En esos tiempos de inocencia y candidez, el desafío era el próximo monte a conquistar; los miedos eran generados por el alarido de un cerdo faenado en invierno o la luz mala de los reflejos flotantes de la luna alumbrando una vieja osamenta en algún campo.


Cuando ingresé a estudiar tenía casi 30 compañeros sumando todos los grados; casi igual número de familias que había viviendo en las chacras por entonces. Y egresé siendo el único del grado, síntoma de la fuga y decadencia de un tiempo, con tantos interrogantes sobre mi futuro como estudiante de secundaria en el pueblo como sobre lo que vendría para la escuela.


Atrás dejaba las aulas con un enigma infranqueable. Ocurre que al costado del salón mayor había un depósito oculto por un cortinado de cinco metros de ancho y tres de alto. En ese lugar había gruesas láminas ajadas, con manchas de humedad producto de temporales e inundaciones; antiguas banderas; material didáctico por doquier; ropas y disfraces para caracterizar héroes de viejas luchas libertarias en fechas patrias; y plumas y frascos obstinados al paso del tiempo.

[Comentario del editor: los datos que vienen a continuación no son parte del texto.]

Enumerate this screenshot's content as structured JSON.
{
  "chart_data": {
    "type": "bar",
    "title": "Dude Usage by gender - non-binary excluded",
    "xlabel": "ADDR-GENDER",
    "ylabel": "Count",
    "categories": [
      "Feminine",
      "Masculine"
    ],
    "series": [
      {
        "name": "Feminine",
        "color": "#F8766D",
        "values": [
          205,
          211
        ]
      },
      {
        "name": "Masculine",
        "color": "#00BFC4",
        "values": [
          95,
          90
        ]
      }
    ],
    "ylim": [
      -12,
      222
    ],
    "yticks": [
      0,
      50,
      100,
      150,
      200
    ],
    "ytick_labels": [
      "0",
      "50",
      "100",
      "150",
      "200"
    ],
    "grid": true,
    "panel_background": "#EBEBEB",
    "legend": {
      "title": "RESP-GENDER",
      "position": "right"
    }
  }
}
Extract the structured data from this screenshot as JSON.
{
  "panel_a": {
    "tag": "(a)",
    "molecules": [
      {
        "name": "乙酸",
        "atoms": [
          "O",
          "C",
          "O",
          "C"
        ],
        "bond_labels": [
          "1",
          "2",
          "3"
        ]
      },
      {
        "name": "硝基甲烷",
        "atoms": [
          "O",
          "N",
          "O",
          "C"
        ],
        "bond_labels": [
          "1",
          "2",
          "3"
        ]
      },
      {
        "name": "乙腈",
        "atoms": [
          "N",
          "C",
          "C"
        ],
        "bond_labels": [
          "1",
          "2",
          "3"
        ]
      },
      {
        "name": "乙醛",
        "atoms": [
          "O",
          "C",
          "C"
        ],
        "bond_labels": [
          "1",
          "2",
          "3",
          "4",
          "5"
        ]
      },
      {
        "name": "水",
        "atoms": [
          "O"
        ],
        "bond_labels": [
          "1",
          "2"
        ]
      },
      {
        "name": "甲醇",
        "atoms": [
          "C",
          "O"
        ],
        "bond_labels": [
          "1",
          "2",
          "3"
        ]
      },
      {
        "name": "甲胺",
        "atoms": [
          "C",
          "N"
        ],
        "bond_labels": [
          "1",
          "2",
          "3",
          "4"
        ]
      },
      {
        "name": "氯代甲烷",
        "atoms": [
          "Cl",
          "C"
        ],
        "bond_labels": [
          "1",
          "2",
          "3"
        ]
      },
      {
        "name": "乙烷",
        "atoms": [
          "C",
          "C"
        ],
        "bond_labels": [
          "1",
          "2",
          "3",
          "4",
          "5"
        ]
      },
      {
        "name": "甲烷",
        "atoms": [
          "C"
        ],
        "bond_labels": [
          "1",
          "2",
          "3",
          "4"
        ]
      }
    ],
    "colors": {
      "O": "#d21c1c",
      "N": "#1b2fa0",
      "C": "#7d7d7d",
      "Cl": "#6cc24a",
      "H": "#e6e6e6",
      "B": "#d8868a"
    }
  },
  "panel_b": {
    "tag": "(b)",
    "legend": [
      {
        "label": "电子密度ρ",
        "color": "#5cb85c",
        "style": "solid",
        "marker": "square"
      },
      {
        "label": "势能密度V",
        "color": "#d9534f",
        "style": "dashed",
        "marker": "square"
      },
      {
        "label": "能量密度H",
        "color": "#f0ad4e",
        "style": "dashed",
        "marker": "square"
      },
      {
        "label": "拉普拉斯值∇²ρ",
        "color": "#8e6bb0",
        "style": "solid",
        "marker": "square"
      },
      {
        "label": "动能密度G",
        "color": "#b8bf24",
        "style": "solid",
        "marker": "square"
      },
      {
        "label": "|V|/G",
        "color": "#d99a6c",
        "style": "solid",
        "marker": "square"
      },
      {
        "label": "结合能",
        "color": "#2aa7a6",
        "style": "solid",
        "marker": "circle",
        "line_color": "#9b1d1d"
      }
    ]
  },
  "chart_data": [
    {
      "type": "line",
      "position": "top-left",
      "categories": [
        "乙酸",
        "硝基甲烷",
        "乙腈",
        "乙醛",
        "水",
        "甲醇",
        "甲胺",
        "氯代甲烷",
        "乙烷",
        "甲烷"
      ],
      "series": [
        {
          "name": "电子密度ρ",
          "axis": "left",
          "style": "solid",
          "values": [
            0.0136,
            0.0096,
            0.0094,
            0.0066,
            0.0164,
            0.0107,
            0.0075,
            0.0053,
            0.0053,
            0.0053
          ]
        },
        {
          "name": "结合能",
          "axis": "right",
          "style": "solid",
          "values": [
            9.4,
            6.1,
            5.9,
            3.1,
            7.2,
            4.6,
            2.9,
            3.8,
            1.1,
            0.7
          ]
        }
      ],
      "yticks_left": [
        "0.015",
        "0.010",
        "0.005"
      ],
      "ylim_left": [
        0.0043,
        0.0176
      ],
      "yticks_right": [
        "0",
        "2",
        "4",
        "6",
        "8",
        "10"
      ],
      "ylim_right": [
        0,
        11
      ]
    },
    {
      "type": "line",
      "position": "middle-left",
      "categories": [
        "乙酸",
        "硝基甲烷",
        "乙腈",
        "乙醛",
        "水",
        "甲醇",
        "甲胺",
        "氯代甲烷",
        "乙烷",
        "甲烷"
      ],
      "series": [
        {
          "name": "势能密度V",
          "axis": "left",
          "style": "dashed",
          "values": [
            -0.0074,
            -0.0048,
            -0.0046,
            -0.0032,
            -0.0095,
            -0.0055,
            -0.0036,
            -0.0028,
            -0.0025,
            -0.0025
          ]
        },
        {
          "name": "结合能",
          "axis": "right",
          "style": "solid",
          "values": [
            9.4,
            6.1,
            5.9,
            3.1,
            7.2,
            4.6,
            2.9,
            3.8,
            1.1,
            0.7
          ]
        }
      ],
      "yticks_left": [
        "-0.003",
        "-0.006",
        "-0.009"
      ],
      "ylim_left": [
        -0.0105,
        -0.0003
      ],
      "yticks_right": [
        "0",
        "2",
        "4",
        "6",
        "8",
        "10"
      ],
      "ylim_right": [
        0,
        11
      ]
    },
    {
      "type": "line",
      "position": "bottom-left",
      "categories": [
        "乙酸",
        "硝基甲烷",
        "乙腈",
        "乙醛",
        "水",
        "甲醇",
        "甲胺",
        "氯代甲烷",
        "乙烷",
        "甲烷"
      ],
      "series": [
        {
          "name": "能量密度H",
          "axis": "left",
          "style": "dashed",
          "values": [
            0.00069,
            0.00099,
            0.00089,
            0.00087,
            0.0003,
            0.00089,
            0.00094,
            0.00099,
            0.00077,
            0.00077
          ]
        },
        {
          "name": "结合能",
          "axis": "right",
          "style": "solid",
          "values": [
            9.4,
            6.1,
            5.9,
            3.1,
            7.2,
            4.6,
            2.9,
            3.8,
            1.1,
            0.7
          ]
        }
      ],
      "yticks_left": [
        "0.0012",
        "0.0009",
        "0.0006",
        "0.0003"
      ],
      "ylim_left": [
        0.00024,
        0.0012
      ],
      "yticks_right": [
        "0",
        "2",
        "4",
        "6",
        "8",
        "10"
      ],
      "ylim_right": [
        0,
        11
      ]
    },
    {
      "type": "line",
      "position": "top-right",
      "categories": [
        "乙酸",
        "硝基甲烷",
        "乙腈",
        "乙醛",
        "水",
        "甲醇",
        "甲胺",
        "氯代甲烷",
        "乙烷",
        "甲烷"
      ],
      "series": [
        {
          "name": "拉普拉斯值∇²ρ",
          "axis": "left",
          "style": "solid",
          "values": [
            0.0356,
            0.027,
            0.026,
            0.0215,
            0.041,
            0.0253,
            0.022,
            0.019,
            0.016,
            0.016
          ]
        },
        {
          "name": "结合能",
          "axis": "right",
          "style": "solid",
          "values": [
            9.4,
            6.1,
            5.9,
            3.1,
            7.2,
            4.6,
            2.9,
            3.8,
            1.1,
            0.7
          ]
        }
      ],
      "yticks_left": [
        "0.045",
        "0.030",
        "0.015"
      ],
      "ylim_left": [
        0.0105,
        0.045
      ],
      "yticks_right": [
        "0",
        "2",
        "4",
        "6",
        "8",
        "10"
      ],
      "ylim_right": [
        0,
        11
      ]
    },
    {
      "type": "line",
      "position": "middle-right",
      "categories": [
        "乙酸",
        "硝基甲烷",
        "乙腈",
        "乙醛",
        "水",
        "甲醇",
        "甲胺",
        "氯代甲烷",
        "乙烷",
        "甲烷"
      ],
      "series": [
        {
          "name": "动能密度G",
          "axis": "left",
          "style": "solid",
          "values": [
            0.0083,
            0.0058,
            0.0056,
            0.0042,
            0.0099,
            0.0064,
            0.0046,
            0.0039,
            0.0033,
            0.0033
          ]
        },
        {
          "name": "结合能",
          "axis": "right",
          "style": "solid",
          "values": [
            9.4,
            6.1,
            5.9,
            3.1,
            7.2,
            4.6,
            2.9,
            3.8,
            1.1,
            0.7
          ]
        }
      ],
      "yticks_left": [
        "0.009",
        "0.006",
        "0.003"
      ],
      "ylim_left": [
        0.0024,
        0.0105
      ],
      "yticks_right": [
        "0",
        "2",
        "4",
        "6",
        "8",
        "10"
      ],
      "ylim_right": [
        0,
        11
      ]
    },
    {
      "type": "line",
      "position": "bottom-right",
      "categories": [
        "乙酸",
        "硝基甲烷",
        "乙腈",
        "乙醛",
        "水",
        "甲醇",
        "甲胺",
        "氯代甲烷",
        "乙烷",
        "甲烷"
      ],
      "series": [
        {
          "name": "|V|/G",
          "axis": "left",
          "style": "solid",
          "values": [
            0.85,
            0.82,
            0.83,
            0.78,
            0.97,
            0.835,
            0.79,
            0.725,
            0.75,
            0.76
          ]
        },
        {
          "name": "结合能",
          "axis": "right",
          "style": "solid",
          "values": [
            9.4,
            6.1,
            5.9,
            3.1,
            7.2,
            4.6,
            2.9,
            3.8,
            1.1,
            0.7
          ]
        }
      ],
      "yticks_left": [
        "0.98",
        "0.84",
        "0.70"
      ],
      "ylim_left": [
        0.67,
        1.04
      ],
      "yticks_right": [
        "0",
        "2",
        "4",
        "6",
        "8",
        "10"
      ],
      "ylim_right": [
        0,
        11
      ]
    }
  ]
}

Durante años había querido quedarme solo en la escuela para tener a disposición todo lo que ocultaba el depósito que escoltaba el salón. Asociaba ese mundo con el conocimiento vedado, con el pasado sin límites, la historia y la memoria imborrable; tenía un olor característico que nunca volví a encontrar. Pero me fui con las manos vacías; la escuela siempre fue, felizmente, un lugar colectivo y no privativo del saber. Y allí quedaron arrumbadas las láminas de historia, los pupitres con gruesos tinteros de losa y otros materiales; recostados en el bronce de la educación y la pátina del tiempo.


Después de casi 23 años volví a la escuela de campo. Con un título universitario a cuestas y algunas deudas pendientes a convertir en desafíos. Llegué familiarizado con las prácticas actuales de búsqueda y construcción del conocimiento en escenarios virtuales de Internet, incoloros, insípidos y con plataformas rápidas y seguras. Pero no pude evitar mirar por los ventanales. Hallé los mismos pupitres de madera noble en los que estudié; con los huecos vacíos para el tintero de tinta china y la pluma. Y al girar la vista al costado ví el telón que nunca pude descubrir para disponer de todo el conocimiento para mí solo.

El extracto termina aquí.